Iljitsch van Beijnum <[EMAIL PROTECTED]> wrote:

|On 17 okt 2003, at 6:29, Dan Lanciani wrote:
|
|> NAT is stiff competition--and it is the
|> incumbent, so being almost as good is nowhere near good enough.  
|> Moreover,
|> a single solution is appealing exactly because it is a single solution.
|> You have to take that into account even if it is irrational.
|
|So what are you saying?

I'm saying that IPv6 will be a hard sell since it brings great upgrade
costs and offers a reduction in the functionality that people expect and
depend on.

|That we should give up on IPv6 because IPv4 w/NAT is so great that we 
|don't need it?

By posing this question, are you suggesting that we really can't make IPv6
as great as IPv4+NAT?  Or that we shouldn't even try?

|Or that we should add NAT to IPv6?

By posing this question, are you suggesting that the only way to make IPv6
as great as IPv4+NAT is to add NAT to IPv6?  If that is true then the market
will take care of adding NAT to IPv6; we don't have to bother.

|I'm not buying. IPv6 is superior to IPv4 (with and without NAT) in many 
|ways.

Unfortunately, being "superior" in some abstract sense is not sufficient for
something as utilitarian as a networking protocol suite.  We have to examine
actual usage requirements.

|The trouble with networking has always been that even poorly 
|designed networks can work well so there is little incentive to do it 
|right.

I don't buy into the idea that users are not entitled to the functionality
that they now enjoy just because it is somehow tainted by having once been
provided by NAT.  If you are claiming that there is just no way to deliver
that functionality with a network that is *not* poorly designed then I think
you have to reconsider your definition of "poorly."

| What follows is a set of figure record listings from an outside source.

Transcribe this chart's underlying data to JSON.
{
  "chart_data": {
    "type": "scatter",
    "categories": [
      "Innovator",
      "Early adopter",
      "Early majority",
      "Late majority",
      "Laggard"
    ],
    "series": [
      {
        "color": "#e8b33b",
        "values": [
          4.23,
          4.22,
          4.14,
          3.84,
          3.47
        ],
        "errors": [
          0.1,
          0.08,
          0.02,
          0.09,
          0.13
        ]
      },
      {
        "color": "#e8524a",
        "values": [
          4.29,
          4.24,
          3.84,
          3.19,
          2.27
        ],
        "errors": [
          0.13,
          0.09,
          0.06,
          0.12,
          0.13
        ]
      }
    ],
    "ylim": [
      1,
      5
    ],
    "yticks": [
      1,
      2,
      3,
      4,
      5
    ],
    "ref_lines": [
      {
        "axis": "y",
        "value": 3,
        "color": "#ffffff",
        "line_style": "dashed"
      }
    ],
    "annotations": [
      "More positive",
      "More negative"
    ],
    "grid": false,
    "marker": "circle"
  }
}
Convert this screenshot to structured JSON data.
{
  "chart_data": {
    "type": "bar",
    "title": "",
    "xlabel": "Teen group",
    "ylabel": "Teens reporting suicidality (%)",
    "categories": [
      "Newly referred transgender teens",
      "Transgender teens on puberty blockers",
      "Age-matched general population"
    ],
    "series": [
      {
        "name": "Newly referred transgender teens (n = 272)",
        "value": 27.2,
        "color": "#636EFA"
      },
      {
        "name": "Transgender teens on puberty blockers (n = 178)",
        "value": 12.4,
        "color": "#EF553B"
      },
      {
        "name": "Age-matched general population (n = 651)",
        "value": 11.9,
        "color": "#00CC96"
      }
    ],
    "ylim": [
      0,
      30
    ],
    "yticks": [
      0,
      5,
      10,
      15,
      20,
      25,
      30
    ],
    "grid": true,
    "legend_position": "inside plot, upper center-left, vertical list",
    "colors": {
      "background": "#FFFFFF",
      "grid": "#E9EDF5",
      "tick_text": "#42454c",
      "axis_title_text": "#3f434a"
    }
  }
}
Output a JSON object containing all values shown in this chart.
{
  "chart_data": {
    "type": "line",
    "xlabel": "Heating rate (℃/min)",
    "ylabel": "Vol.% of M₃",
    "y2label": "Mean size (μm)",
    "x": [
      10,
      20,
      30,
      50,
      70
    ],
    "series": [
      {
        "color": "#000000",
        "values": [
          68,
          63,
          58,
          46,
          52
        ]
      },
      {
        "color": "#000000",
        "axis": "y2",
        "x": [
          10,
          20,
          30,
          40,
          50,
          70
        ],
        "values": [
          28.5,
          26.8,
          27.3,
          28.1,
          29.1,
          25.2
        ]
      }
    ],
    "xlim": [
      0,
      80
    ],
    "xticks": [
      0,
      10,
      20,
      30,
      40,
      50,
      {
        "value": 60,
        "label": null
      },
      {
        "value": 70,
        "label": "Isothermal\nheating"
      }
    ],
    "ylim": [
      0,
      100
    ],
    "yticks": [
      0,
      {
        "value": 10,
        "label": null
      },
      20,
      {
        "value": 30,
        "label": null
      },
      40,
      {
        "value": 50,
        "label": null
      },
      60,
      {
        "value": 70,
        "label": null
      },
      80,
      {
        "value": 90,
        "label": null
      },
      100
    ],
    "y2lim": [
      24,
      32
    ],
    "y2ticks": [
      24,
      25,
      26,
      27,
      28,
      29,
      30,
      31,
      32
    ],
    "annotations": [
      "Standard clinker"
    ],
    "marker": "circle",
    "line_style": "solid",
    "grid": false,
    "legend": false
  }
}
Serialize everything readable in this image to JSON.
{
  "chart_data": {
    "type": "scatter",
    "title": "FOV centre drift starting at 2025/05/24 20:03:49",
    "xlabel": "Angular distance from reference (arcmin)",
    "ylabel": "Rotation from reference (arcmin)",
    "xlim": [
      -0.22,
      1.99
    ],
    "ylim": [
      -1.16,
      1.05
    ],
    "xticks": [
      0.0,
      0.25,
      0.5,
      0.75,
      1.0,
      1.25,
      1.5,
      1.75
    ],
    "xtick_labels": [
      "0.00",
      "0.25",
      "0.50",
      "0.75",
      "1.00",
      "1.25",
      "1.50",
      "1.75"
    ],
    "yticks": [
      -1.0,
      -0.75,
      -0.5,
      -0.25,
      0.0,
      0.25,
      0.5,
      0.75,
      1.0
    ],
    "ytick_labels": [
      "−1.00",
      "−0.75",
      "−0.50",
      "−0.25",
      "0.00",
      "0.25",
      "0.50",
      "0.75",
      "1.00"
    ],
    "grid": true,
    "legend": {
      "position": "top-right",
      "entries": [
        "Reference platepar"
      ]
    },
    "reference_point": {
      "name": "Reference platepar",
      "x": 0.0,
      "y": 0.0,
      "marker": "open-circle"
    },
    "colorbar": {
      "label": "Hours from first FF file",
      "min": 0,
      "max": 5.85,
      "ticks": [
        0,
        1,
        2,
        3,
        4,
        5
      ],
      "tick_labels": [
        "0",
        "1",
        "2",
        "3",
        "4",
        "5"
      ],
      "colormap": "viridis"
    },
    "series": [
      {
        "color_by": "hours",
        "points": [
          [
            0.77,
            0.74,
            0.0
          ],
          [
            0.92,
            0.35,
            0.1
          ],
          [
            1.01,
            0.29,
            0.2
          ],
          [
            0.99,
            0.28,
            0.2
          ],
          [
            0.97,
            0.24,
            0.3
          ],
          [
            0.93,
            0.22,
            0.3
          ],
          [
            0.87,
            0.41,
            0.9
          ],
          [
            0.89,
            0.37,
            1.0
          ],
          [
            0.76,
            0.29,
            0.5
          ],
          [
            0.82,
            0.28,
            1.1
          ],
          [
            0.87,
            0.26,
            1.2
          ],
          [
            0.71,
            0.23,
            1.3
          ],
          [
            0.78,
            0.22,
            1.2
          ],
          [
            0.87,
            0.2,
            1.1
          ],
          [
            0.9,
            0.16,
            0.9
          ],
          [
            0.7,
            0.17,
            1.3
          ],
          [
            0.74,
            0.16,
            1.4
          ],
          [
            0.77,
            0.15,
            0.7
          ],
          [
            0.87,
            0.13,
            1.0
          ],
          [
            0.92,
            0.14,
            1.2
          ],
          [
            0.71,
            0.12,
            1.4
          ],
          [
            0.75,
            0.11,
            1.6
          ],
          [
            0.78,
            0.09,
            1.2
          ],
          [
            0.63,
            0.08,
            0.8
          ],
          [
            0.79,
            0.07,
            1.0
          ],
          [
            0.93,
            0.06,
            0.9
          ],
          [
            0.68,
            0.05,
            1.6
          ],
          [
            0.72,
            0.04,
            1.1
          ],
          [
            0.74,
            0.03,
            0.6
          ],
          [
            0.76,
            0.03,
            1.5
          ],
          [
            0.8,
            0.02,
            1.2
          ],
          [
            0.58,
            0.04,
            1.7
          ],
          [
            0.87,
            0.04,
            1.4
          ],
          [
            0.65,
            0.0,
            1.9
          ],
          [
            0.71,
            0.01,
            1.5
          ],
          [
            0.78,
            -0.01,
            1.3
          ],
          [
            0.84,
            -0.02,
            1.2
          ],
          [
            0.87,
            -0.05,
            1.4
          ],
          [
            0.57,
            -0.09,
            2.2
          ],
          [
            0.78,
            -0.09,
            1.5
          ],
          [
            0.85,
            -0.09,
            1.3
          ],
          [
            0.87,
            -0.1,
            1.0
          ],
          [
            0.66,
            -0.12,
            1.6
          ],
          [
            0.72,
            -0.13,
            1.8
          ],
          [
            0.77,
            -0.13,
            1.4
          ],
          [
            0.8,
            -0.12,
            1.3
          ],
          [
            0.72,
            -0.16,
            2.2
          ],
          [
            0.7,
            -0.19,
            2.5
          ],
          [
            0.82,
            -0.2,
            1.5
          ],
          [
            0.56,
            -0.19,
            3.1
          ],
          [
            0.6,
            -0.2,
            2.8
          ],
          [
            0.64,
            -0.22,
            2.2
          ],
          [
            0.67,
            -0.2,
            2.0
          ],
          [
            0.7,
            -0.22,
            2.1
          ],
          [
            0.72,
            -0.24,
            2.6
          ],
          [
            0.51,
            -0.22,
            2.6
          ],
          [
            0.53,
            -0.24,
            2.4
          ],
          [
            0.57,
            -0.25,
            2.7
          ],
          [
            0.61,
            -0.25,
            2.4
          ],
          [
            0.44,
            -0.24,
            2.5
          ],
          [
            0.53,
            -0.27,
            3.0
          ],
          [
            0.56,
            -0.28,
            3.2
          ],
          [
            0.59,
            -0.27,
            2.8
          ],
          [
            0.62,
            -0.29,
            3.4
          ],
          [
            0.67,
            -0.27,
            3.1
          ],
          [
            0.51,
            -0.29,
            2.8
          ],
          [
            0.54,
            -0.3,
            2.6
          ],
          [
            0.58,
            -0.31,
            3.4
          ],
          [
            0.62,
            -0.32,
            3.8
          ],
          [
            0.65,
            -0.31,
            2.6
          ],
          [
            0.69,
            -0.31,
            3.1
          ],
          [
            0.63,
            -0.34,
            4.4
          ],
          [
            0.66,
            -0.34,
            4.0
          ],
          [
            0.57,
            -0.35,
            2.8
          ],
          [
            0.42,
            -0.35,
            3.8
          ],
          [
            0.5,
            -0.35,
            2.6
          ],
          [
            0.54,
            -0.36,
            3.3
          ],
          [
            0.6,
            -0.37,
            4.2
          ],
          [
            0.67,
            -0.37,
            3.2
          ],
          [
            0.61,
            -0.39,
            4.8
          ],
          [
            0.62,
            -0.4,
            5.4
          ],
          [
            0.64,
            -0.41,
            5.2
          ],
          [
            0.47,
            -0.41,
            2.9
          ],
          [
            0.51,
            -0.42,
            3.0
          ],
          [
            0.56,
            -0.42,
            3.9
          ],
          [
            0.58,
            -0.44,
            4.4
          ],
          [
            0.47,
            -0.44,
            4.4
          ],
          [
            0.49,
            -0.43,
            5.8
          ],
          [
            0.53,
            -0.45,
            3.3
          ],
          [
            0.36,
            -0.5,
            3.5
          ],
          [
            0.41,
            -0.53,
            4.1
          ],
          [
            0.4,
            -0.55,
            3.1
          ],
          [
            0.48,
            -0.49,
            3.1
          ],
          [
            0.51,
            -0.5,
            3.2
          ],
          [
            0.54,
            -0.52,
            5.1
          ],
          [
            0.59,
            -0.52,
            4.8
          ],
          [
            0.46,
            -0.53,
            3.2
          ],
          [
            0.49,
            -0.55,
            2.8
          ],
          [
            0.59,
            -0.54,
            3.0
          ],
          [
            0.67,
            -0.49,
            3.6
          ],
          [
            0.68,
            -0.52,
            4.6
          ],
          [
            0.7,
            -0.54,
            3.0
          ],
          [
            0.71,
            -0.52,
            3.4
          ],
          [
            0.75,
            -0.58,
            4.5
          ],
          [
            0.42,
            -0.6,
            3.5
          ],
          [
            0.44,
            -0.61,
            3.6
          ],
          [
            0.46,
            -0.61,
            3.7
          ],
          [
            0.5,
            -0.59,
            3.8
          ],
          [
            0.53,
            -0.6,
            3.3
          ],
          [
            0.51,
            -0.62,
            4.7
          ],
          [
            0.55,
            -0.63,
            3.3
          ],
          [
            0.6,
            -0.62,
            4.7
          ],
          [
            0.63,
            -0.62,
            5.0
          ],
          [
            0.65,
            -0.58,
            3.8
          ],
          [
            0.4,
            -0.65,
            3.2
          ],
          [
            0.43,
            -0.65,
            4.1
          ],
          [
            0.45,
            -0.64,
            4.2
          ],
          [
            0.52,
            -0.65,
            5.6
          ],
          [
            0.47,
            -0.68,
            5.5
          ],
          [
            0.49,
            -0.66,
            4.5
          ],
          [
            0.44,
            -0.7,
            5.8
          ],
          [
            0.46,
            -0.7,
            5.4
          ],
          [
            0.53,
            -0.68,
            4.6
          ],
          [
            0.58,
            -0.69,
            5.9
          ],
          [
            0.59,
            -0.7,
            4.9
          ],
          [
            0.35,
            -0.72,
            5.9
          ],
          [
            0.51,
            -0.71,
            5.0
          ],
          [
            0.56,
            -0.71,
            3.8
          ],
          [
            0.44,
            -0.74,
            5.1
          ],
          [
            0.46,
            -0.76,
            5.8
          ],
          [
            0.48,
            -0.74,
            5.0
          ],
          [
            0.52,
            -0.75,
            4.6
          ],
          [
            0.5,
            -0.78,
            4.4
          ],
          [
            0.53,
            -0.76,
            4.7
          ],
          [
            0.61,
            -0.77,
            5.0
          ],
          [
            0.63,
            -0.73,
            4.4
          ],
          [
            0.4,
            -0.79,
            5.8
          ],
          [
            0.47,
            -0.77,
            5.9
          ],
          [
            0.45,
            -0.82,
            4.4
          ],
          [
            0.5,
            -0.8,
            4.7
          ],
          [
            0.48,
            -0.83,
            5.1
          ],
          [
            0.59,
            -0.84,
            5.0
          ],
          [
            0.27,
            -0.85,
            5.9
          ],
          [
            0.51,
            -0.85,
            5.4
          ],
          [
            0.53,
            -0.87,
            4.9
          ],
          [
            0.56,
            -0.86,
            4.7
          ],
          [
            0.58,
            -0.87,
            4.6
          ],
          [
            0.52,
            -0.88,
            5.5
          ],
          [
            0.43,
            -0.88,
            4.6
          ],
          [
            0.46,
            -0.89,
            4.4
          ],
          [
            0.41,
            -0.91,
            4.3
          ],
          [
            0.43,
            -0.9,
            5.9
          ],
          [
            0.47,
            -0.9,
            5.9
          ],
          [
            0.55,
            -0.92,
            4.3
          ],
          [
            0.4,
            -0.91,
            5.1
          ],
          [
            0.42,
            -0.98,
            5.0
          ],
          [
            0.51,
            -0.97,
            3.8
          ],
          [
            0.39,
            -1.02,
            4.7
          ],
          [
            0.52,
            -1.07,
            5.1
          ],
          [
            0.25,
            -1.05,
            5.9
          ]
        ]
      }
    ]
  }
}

|> NAT was not as painful as it was supposed to be.
|> For most users, NAT was empowering.  Anyone--even an insignificant 
|> residential
|> client--could hook up an entire network of their own.
|
|But this entire network only enjoys a subset of the capabilities of a 
|network connected without NAT.

Your statement is extremely misleading, comparing apples and turnips.  It
is true that _a_ network connected without NAT enjoys a slightly larger
set of capabilities (though they are capabilities that are not important
to the typical NAT user) than the same network connected with NAT.  But the
residential client in question typically does not have the opportunity to
connect _her_ network without NAT because her ISP provides only one dynamic
IP address.  The correct comparison, then, is between a NAT-connected network
and a network that is not connected to the internet at all.  Which one enjoys
greater capability?

|Application builders are bending over 
|backwards to work within those limits, which costs time and money and 
|isn't 100% successful.

Even if this were true, it merely proves that the market will bend over
backwards to accommodate the functional requirements of the users.  This
is a valuable lesson that we should take to heart.  We cannot ignore those
requirements with impunity.  But why did you bring this up at all?  It seems
to be part of the argument that NAT is bad (and by the way, I agree that NAT
is bad--it just happens to be better than all the alternatives) and therefore
we need not provide any of the good things that NAT offers.  Why can't we
provide a protocol that offers the same benefits that NAT offers but which does
not require application builders to bend over backwards?

|But this discussion is moot as there is no requirement that IETF 
|protocols are adopted by 100% of all internet-connected systems.

Wow.  If that renders this discussion moot, wouldn't it render any discussion
of anything moot?

|> It would be interesting to take a poll of people whose ISPs do not 
|> offer
|> a globally routable IPv4 address
|
|That is impossible as ISPs by definition offer access to the internet 
|which means providing globally routable addresss space.  So such an SP 
|wouldn't be an _I_SP.

Wow.  I know this whole topic is sensitive, but resorting to acronym games?

|> |will show that we will
|> |need well over 400 additional /8's to get a single address to 20% of 
|> the
|> |population outside the countries that already have one or more for 
|> 20% of
|> |theirs. This is for an HD ratio of 90% which is well in excess of the 
|> pain
|> |threashold documented in RFC3194.
|
|That's 6.4 billion addresses, a little more than four times what we 
|have available today, for no more than 1.3 billion users. Can someone 
|please explain where the other 4 addresses per user go?

I did not write the above quoted text and I have no explanation for it.